Blog #1 Expectations

I believe Rowling did an excellent job in creating this series, mostly because of the cleverness and element of surprise the reader experiences after every book. She sets up the story in ways that reinforce our predications and expectations, but end chapters and books by clicking two things together that you would have never considered. Most prominently, the way the Rowling describes Professor Snape in the first book, making him out to be the bad. When I first read the book, I was utterly confused as to why innocent Professor Quirrell would be the one Harry meets in the end to battle for the stone.

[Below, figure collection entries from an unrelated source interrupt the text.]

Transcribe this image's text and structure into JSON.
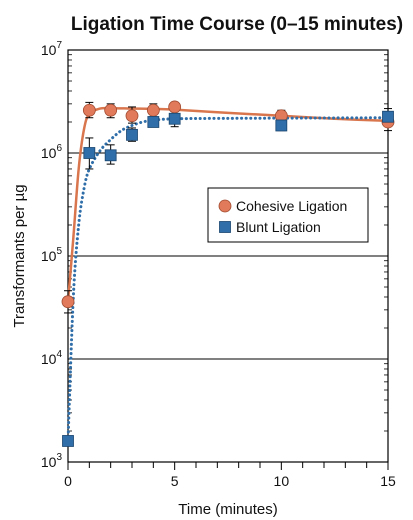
{
  "chart_data": {
    "type": "scatter",
    "title": "Ligation Time Course (0–15 minutes)",
    "xlabel": "Time (minutes)",
    "ylabel": "Transformants per µg",
    "y_scale": "log",
    "xlim": [
      0,
      15
    ],
    "ylim": [
      1000,
      10000000
    ],
    "x_ticks": [
      0,
      5,
      10,
      15
    ],
    "y_ticks": [
      {
        "value": 1000,
        "base": "10",
        "exp": "3"
      },
      {
        "value": 10000,
        "base": "10",
        "exp": "4"
      },
      {
        "value": 100000,
        "base": "10",
        "exp": "5"
      },
      {
        "value": 1000000,
        "base": "10",
        "exp": "6"
      },
      {
        "value": 10000000,
        "base": "10",
        "exp": "7"
      }
    ],
    "grid": "horizontal at decades",
    "legend_position": "center-right",
    "series": [
      {
        "name": "Cohesive Ligation",
        "marker": "circle",
        "line_style": "solid",
        "color": "#e07a5a",
        "line_color": "#d9764e",
        "points": [
          {
            "x": 0,
            "y": 36000,
            "err_low": 28000,
            "err_high": 46000
          },
          {
            "x": 1,
            "y": 2600000,
            "err_low": 2200000,
            "err_high": 3100000
          },
          {
            "x": 2,
            "y": 2600000,
            "err_low": 2200000,
            "err_high": 3000000
          },
          {
            "x": 3,
            "y": 2300000,
            "err_low": 1950000,
            "err_high": 2800000
          },
          {
            "x": 4,
            "y": 2600000,
            "err_low": 2250000,
            "err_high": 3000000
          },
          {
            "x": 5,
            "y": 2800000,
            "err_low": 2700000,
            "err_high": 2900000
          },
          {
            "x": 10,
            "y": 2300000,
            "err_low": 2100000,
            "err_high": 2600000
          },
          {
            "x": 15,
            "y": 2000000,
            "err_low": 1650000,
            "err_high": 2400000
          }
        ],
        "fit": [
          [
            0,
            36000
          ],
          [
            0.25,
            150000
          ],
          [
            0.5,
            700000
          ],
          [
            0.75,
            1700000
          ],
          [
            1,
            2400000
          ],
          [
            1.5,
            2700000
          ],
          [
            2,
            2720000
          ],
          [
            3,
            2700000
          ],
          [
            4,
            2680000
          ],
          [
            5,
            2640000
          ],
          [
            7.5,
            2450000
          ],
          [
            10,
            2300000
          ],
          [
            12.5,
            2150000
          ],
          [
            15,
            2050000
          ]
        ]
      },
      {
        "name": "Blunt Ligation",
        "marker": "square",
        "line_style": "dotted",
        "color": "#2f6ea8",
        "line_color": "#2f6ea8",
        "points": [
          {
            "x": 0,
            "y": 1600,
            "err_low": 1550,
            "err_high": 1650
          },
          {
            "x": 1,
            "y": 1000000,
            "err_low": 700000,
            "err_high": 1400000
          },
          {
            "x": 2,
            "y": 950000,
            "err_low": 780000,
            "err_high": 1200000
          },
          {
            "x": 3,
            "y": 1500000,
            "err_low": 1300000,
            "err_high": 1750000
          },
          {
            "x": 4,
            "y": 2000000,
            "err_low": 1900000,
            "err_high": 2100000
          },
          {
            "x": 5,
            "y": 2150000,
            "err_low": 1800000,
            "err_high": 2600000
          },
          {
            "x": 10,
            "y": 1850000,
            "err_low": 1650000,
            "err_high": 2100000
          },
          {
            "x": 15,
            "y": 2250000,
            "err_low": 1850000,
            "err_high": 2700000
          }
        ],
        "fit": [
          [
            0,
            1600
          ],
          [
            0.25,
            40000
          ],
          [
            0.5,
            200000
          ],
          [
            0.75,
            450000
          ],
          [
            1,
            700000
          ],
          [
            1.5,
            1050000
          ],
          [
            2,
            1350000
          ],
          [
            2.5,
            1650000
          ],
          [
            3,
            1850000
          ],
          [
            3.5,
            2000000
          ],
          [
            4,
            2080000
          ],
          [
            5,
            2150000
          ],
          [
            7.5,
            2170000
          ],
          [
            10,
            2180000
          ],
          [
            12.5,
            2190000
          ],
          [
            15,
            2200000
          ]
        ]
      }
    ]
  }
}
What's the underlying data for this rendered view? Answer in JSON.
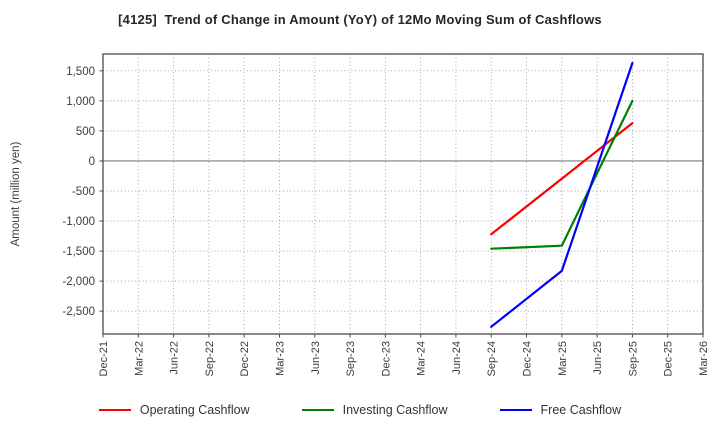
{
  "chart_data": {
    "type": "line",
    "title": "[4125]  Trend of Change in Amount (YoY) of 12Mo Moving Sum of Cashflows",
    "ylabel": "Amount (million yen)",
    "xlabel": "",
    "x_ticks": [
      "Dec-21",
      "Mar-22",
      "Jun-22",
      "Sep-22",
      "Dec-22",
      "Mar-23",
      "Jun-23",
      "Sep-23",
      "Dec-23",
      "Mar-24",
      "Jun-24",
      "Sep-24",
      "Dec-24",
      "Mar-25",
      "Jun-25",
      "Sep-25",
      "Dec-25",
      "Mar-26"
    ],
    "y_ticks": [
      1500,
      1000,
      500,
      0,
      -500,
      -1000,
      -1500,
      -2000,
      -2500
    ],
    "ylim": [
      -2880,
      1780
    ],
    "grid": true,
    "grid_style": "dotted",
    "zero_line": true,
    "legend_position": "bottom",
    "series": [
      {
        "name": "Operating Cashflow",
        "color": "#ff0000",
        "points": [
          {
            "x": "Sep-24",
            "y": -1220
          },
          {
            "x": "Sep-25",
            "y": 630
          }
        ]
      },
      {
        "name": "Investing Cashflow",
        "color": "#008000",
        "points": [
          {
            "x": "Sep-24",
            "y": -1460
          },
          {
            "x": "Mar-25",
            "y": -1410
          },
          {
            "x": "Sep-25",
            "y": 1000
          }
        ]
      },
      {
        "name": "Free Cashflow",
        "color": "#0000ff",
        "points": [
          {
            "x": "Sep-24",
            "y": -2760
          },
          {
            "x": "Mar-25",
            "y": -1830
          },
          {
            "x": "Sep-25",
            "y": 1630
          }
        ]
      }
    ]
  },
  "colors": {
    "title_text": "#262626",
    "tick_text": "#3c3c3c",
    "border": "#4a4a4a",
    "grid": "#9e9e9e",
    "zero_line": "#7d7d7d",
    "background": "#ffffff"
  }
}
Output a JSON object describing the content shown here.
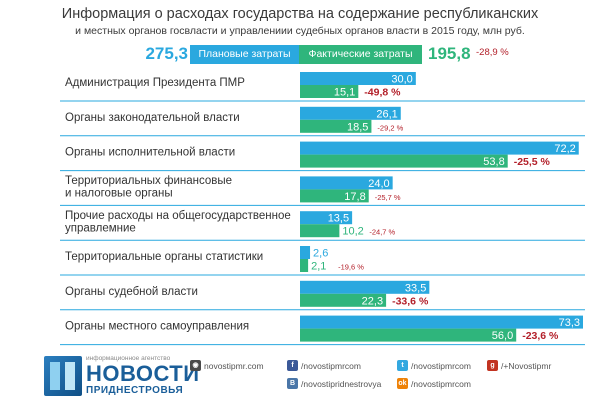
{
  "header": {
    "title": "Информация о расходах государства на содержание республиканских",
    "subtitle": "и местных органов госвласти и управлениии судебных органов власти в 2015 году, млн руб."
  },
  "totals": {
    "planned": "275,3",
    "actual": "195,8",
    "change": "-28,9 %"
  },
  "legend": {
    "planned_label": "Плановые затраты",
    "actual_label": "Фактические затраты"
  },
  "colors": {
    "planned": "#2aa8df",
    "actual": "#2fb57c",
    "change": "#b3202a",
    "label_text": "#333333",
    "row_line": "#2aa8df"
  },
  "chart_data": {
    "type": "bar",
    "orientation": "horizontal",
    "units": "млн руб.",
    "series": [
      {
        "name": "Плановые затраты",
        "values": [
          30.0,
          26.1,
          72.2,
          24.0,
          13.5,
          2.6,
          33.5,
          73.3
        ]
      },
      {
        "name": "Фактические затраты",
        "values": [
          15.1,
          18.5,
          53.8,
          17.8,
          10.2,
          2.1,
          22.3,
          56.0
        ]
      }
    ],
    "categories": [
      [
        "Администрация Президента ПМР"
      ],
      [
        "Органы законодательной власти"
      ],
      [
        "Органы исполнительной власти"
      ],
      [
        "Территориальных финансовые",
        "и налоговые органы"
      ],
      [
        "Прочие расходы на общегосударственное",
        "управлемние"
      ],
      [
        "Территориальные органы статистики"
      ],
      [
        "Органы судебной власти"
      ],
      [
        "Органы местного самоуправления"
      ]
    ],
    "planned_labels": [
      "30,0",
      "26,1",
      "72,2",
      "24,0",
      "13,5",
      "2,6",
      "33,5",
      "73,3"
    ],
    "actual_labels": [
      "15,1",
      "18,5",
      "53,8",
      "17,8",
      "10,2",
      "2,1",
      "22,3",
      "56,0"
    ],
    "change_labels": [
      "-49,8 %",
      "-29,2 %",
      "-25,5 %",
      "-25,7 %",
      "-24,7 %",
      "-19,6 %",
      "-33,6 %",
      "-23,6 %"
    ],
    "change_emphasis": [
      true,
      false,
      true,
      false,
      false,
      false,
      true,
      true
    ],
    "xlim": [
      0,
      73.3
    ],
    "grid": false,
    "legend": "top"
  },
  "footer": {
    "logo_tagline": "информационное агентство",
    "logo_name": "НОВОСТИ",
    "logo_sub": "ПРИДНЕСТРОВЬЯ",
    "social": [
      {
        "icon": "camera-icon",
        "icon_glyph": "◉",
        "color": "#4a4a4a",
        "text": "novostipmr.com"
      },
      {
        "icon": "facebook-icon",
        "icon_glyph": "f",
        "color": "#3b5998",
        "text": "/novostipmrcom"
      },
      {
        "icon": "twitter-icon",
        "icon_glyph": "t",
        "color": "#33a8e0",
        "text": "/novostipmrcom"
      },
      {
        "icon": "google-plus-icon",
        "icon_glyph": "g",
        "color": "#c23321",
        "text": "/+Novostipmr"
      },
      {
        "icon": "vk-icon",
        "icon_glyph": "B",
        "color": "#4a76a8",
        "text": "/novostipridnestrovya"
      },
      {
        "icon": "odnoklassniki-icon",
        "icon_glyph": "ok",
        "color": "#ee8208",
        "text": "/novostipmrcom"
      }
    ]
  }
}
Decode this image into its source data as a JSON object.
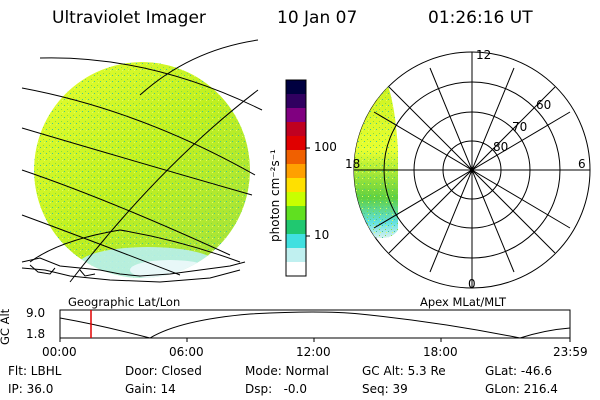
{
  "header": {
    "instrument": "Ultraviolet Imager",
    "date": "10 Jan 07",
    "time": "01:26:16 UT"
  },
  "globe_panel": {
    "label": "Geographic Lat/Lon"
  },
  "polar_panel": {
    "label": "Apex MLat/MLT",
    "mlt_labels": {
      "top": "12",
      "left": "18",
      "right": "6",
      "bottom": "0"
    },
    "mlat_labels": [
      "60",
      "70",
      "80"
    ]
  },
  "colorbar": {
    "unit": "photon cm⁻²s⁻¹",
    "ticks": [
      "100",
      "10"
    ],
    "scale": "log",
    "colors": [
      "#000040",
      "#300060",
      "#800080",
      "#c00020",
      "#e00000",
      "#f06000",
      "#ffa000",
      "#ffe000",
      "#c8ff00",
      "#60e020",
      "#20c870",
      "#40e0e0",
      "#c0f0f0",
      "#ffffff"
    ]
  },
  "altitude_plot": {
    "ylabel": "GC Alt",
    "yticks": [
      "9.0",
      "1.8"
    ],
    "xticks": [
      "00:00",
      "06:00",
      "12:00",
      "18:00",
      "23:59"
    ],
    "current_time_marker": "01:26"
  },
  "status": {
    "filter": "Flt: LBHL",
    "ip": "IP: 36.0",
    "door": "Door: Closed",
    "gain": "Gain: 14",
    "mode": "Mode: Normal",
    "dsp": "Dsp:   -0.0",
    "gc_alt": "GC Alt: 5.3 Re",
    "seq": "Seq: 39",
    "glat": "GLat: -46.6",
    "glon": "GLon: 216.4"
  }
}
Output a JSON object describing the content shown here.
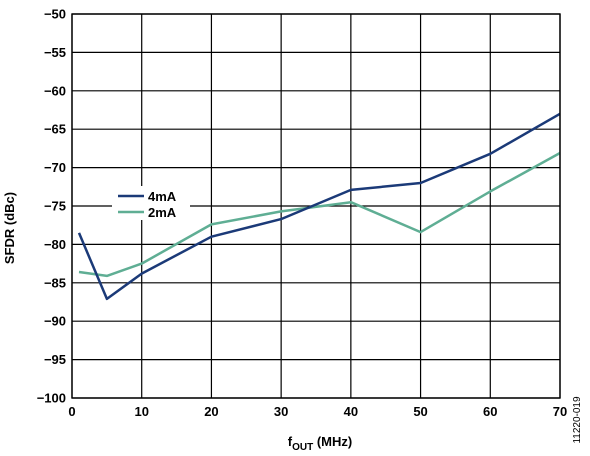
{
  "chart_data": {
    "type": "line",
    "title": "",
    "xlabel": "f",
    "xlabel_sub": "OUT",
    "xlabel_unit": " (MHz)",
    "ylabel": "SFDR (dBc)",
    "xlim": [
      0,
      70
    ],
    "ylim": [
      -100,
      -50
    ],
    "xticks": [
      0,
      10,
      20,
      30,
      40,
      50,
      60,
      70
    ],
    "xtick_labels": [
      "0",
      "10",
      "20",
      "30",
      "40",
      "50",
      "60",
      "70"
    ],
    "yticks": [
      -50,
      -55,
      -60,
      -65,
      -70,
      -75,
      -80,
      -85,
      -90,
      -95,
      -100
    ],
    "ytick_labels": [
      "−50",
      "−55",
      "−60",
      "−65",
      "−70",
      "−75",
      "−80",
      "−85",
      "−90",
      "−95",
      "−100"
    ],
    "grid": true,
    "legend_position": "left-middle",
    "series": [
      {
        "name": "4mA",
        "color": "#1b3a78",
        "x": [
          1,
          5,
          10,
          20,
          30,
          40,
          50,
          60,
          70
        ],
        "y": [
          -78.5,
          -87.1,
          -83.8,
          -79.0,
          -76.7,
          -72.9,
          -72.0,
          -68.2,
          -63.0
        ]
      },
      {
        "name": "2mA",
        "color": "#5fae94",
        "x": [
          1,
          5,
          10,
          20,
          30,
          40,
          50,
          60,
          70
        ],
        "y": [
          -83.6,
          -84.1,
          -82.5,
          -77.4,
          -75.7,
          -74.5,
          -78.4,
          -73.1,
          -68.1
        ]
      }
    ]
  },
  "figure_id": "11220-019"
}
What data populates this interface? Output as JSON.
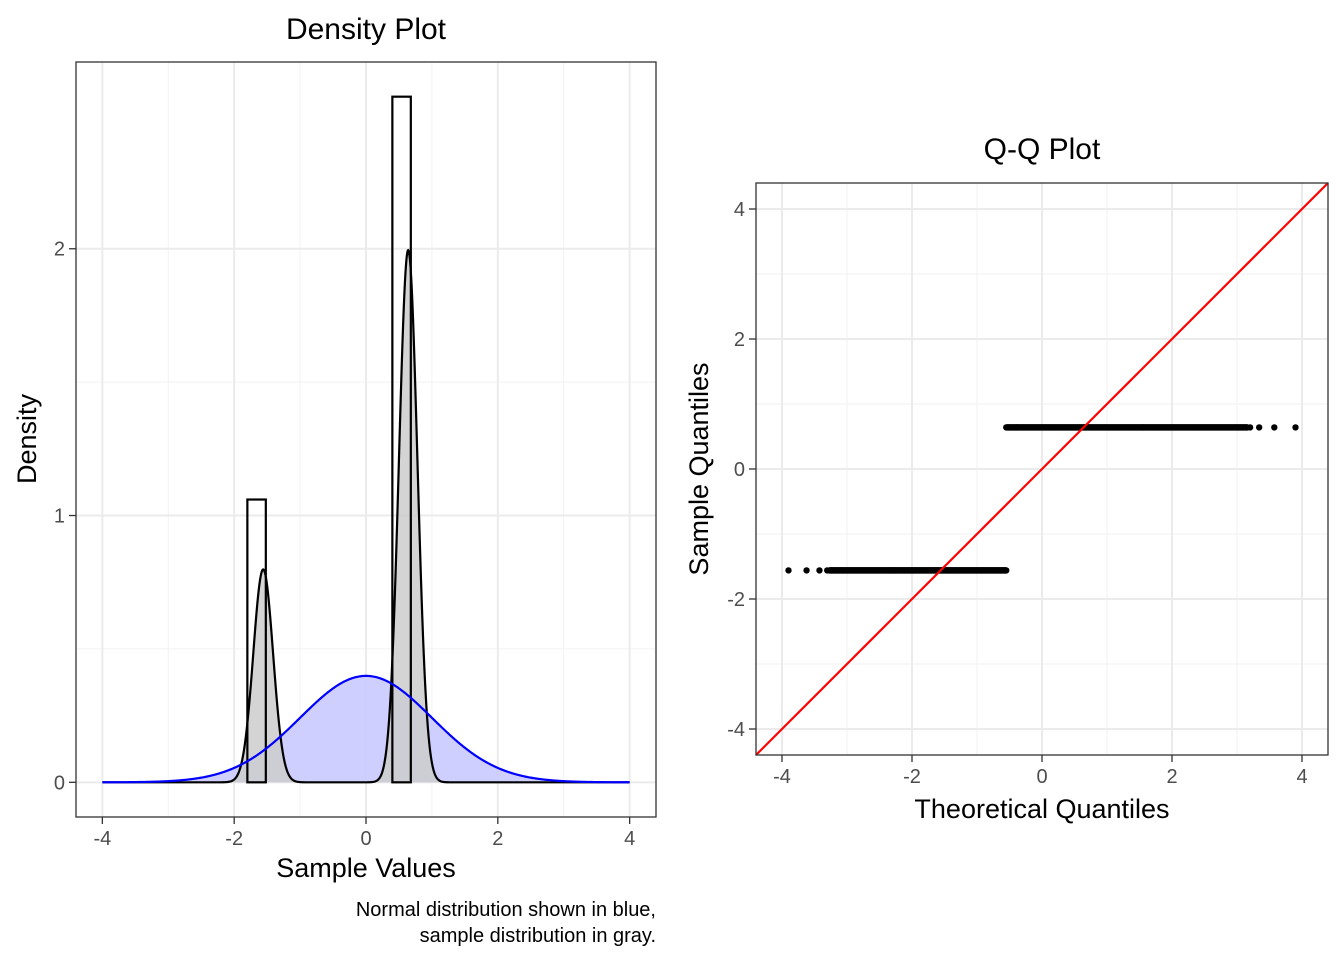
{
  "chart_data": [
    {
      "type": "histogram",
      "title": "Density Plot",
      "xlabel": "Sample Values",
      "ylabel": "Density",
      "caption_lines": [
        "Normal distribution shown in blue,",
        "sample distribution in gray."
      ],
      "xlim": [
        -4.4,
        4.4
      ],
      "ylim": [
        -0.13,
        2.7
      ],
      "x_ticks": [
        -4,
        -2,
        0,
        2,
        4
      ],
      "x_tick_labels": [
        "-4",
        "-2",
        "0",
        "2",
        "4"
      ],
      "y_ticks": [
        0,
        1,
        2
      ],
      "y_tick_labels": [
        "0",
        "1",
        "2"
      ],
      "grid": true,
      "histogram_bins": [
        {
          "x0": -1.8,
          "x1": -1.52,
          "density": 1.06
        },
        {
          "x0": 0.4,
          "x1": 0.68,
          "density": 2.57
        }
      ],
      "sample_density_components": [
        {
          "weight": 0.3,
          "mean": -1.56,
          "sd": 0.15
        },
        {
          "weight": 0.7,
          "mean": 0.64,
          "sd": 0.14
        }
      ],
      "normal_reference": {
        "mean": 0,
        "sd": 1
      },
      "density_range": [
        -4,
        4
      ],
      "colors": {
        "normal": "#0000ff",
        "normal_fill": "#ccccff",
        "sample_fill": "#cccccc",
        "outline": "#000000"
      }
    },
    {
      "type": "scatter",
      "title": "Q-Q Plot",
      "xlabel": "Theoretical Quantiles",
      "ylabel": "Sample Quantiles",
      "xlim": [
        -4.4,
        4.4
      ],
      "ylim": [
        -4.4,
        4.4
      ],
      "x_ticks": [
        -4,
        -2,
        0,
        2,
        4
      ],
      "x_tick_labels": [
        "-4",
        "-2",
        "0",
        "2",
        "4"
      ],
      "y_ticks": [
        -4,
        -2,
        0,
        2,
        4
      ],
      "y_tick_labels": [
        "-4",
        "-2",
        "0",
        "2",
        "4"
      ],
      "grid": true,
      "point_groups": [
        {
          "y": -1.56,
          "x_min": -3.9,
          "x_max": -0.55
        },
        {
          "y": 0.64,
          "x_min": -0.55,
          "x_max": 3.9
        }
      ],
      "reference_line": {
        "slope": 1,
        "intercept": 0
      },
      "colors": {
        "points": "#000000",
        "line": "#ff0000"
      }
    }
  ]
}
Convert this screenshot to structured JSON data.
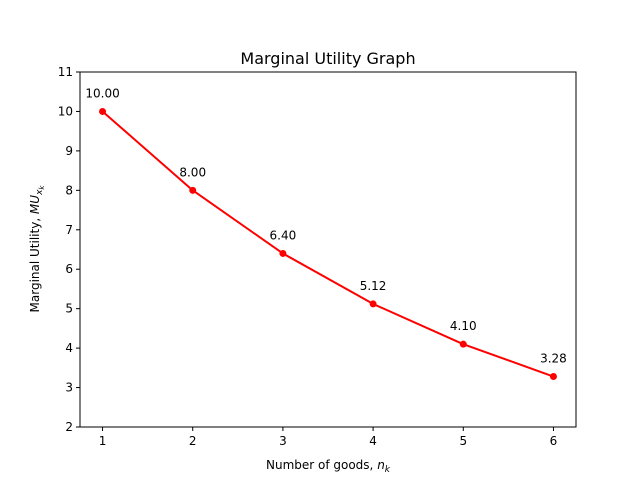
{
  "chart_data": {
    "type": "line",
    "title": "Marginal Utility Graph",
    "xlabel_text": "Number of goods, ",
    "xlabel_var": "n",
    "xlabel_sub": "k",
    "ylabel_text": "Marginal Utility, ",
    "ylabel_var": "MU",
    "ylabel_sub": "x",
    "ylabel_subsub": "k",
    "xlim": [
      0.75,
      6.25
    ],
    "ylim": [
      2,
      11
    ],
    "xticks": [
      1,
      2,
      3,
      4,
      5,
      6
    ],
    "yticks": [
      2,
      3,
      4,
      5,
      6,
      7,
      8,
      9,
      10,
      11
    ],
    "grid": false,
    "series": [
      {
        "color": "#ff0000",
        "marker": "circle",
        "x": [
          1,
          2,
          3,
          4,
          5,
          6
        ],
        "y": [
          10.0,
          8.0,
          6.4,
          5.12,
          4.1,
          3.28
        ],
        "labels": [
          "10.00",
          "8.00",
          "6.40",
          "5.12",
          "4.10",
          "3.28"
        ]
      }
    ]
  }
}
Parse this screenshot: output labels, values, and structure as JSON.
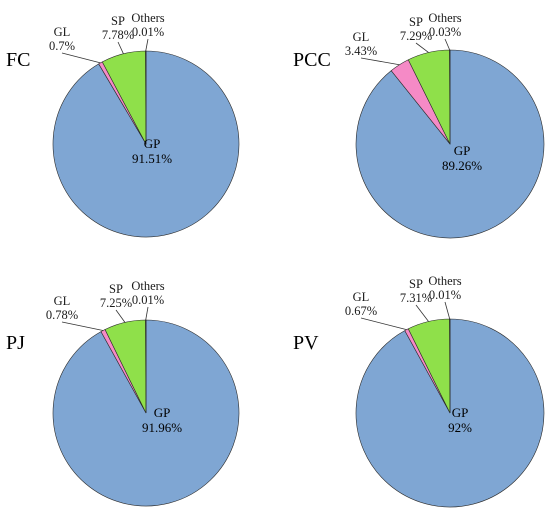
{
  "chart_data": [
    {
      "type": "pie",
      "title": "FC",
      "slices": [
        {
          "label": "GP",
          "value": 91.51,
          "text": "91.51%"
        },
        {
          "label": "GL",
          "value": 0.7,
          "text": "0.7%"
        },
        {
          "label": "SP",
          "value": 7.78,
          "text": "7.78%"
        },
        {
          "label": "Others",
          "value": 0.01,
          "text": "0.01%"
        }
      ]
    },
    {
      "type": "pie",
      "title": "PCC",
      "slices": [
        {
          "label": "GP",
          "value": 89.26,
          "text": "89.26%"
        },
        {
          "label": "GL",
          "value": 3.43,
          "text": "3.43%"
        },
        {
          "label": "SP",
          "value": 7.29,
          "text": "7.29%"
        },
        {
          "label": "Others",
          "value": 0.03,
          "text": "0.03%"
        }
      ]
    },
    {
      "type": "pie",
      "title": "PJ",
      "slices": [
        {
          "label": "GP",
          "value": 91.96,
          "text": "91.96%"
        },
        {
          "label": "GL",
          "value": 0.78,
          "text": "0.78%"
        },
        {
          "label": "SP",
          "value": 7.25,
          "text": "7.25%"
        },
        {
          "label": "Others",
          "value": 0.01,
          "text": "0.01%"
        }
      ]
    },
    {
      "type": "pie",
      "title": "PV",
      "slices": [
        {
          "label": "GP",
          "value": 92,
          "text": "92%"
        },
        {
          "label": "GL",
          "value": 0.67,
          "text": "0.67%"
        },
        {
          "label": "SP",
          "value": 7.31,
          "text": "7.31%"
        },
        {
          "label": "Others",
          "value": 0.01,
          "text": "0.01%"
        }
      ]
    }
  ],
  "colors": {
    "GP": "#7fa6d3",
    "GL": "#f58ac6",
    "SP": "#8fe04a",
    "Others": "#1f1f1f"
  }
}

The other situation that stands out in my mind is in “The Chamber of Secrets”, when Ginny Weasley is revealed as the one who had been the attacker and perpetrator of the strange happenings during that year. I personally enjoy how Rowling creates these characters, so when you are reading, you think nothing of them.

The fact that Rowling raises these expectations and then fails to fulfill them is what makes the series fascinating and so popular. If you think about movies you watch, it seems you always know what is going to happen in the end: who will fall in love with whom, who will win, how it ends, etc. Movies create such an expectation and seem to never fail to fulfill, which people do like, but I think that is what made the Harry Potter movies so different and intriguing. Because they were from these books, you were always kept guessing, and you couldn’t rely on your initial prediction.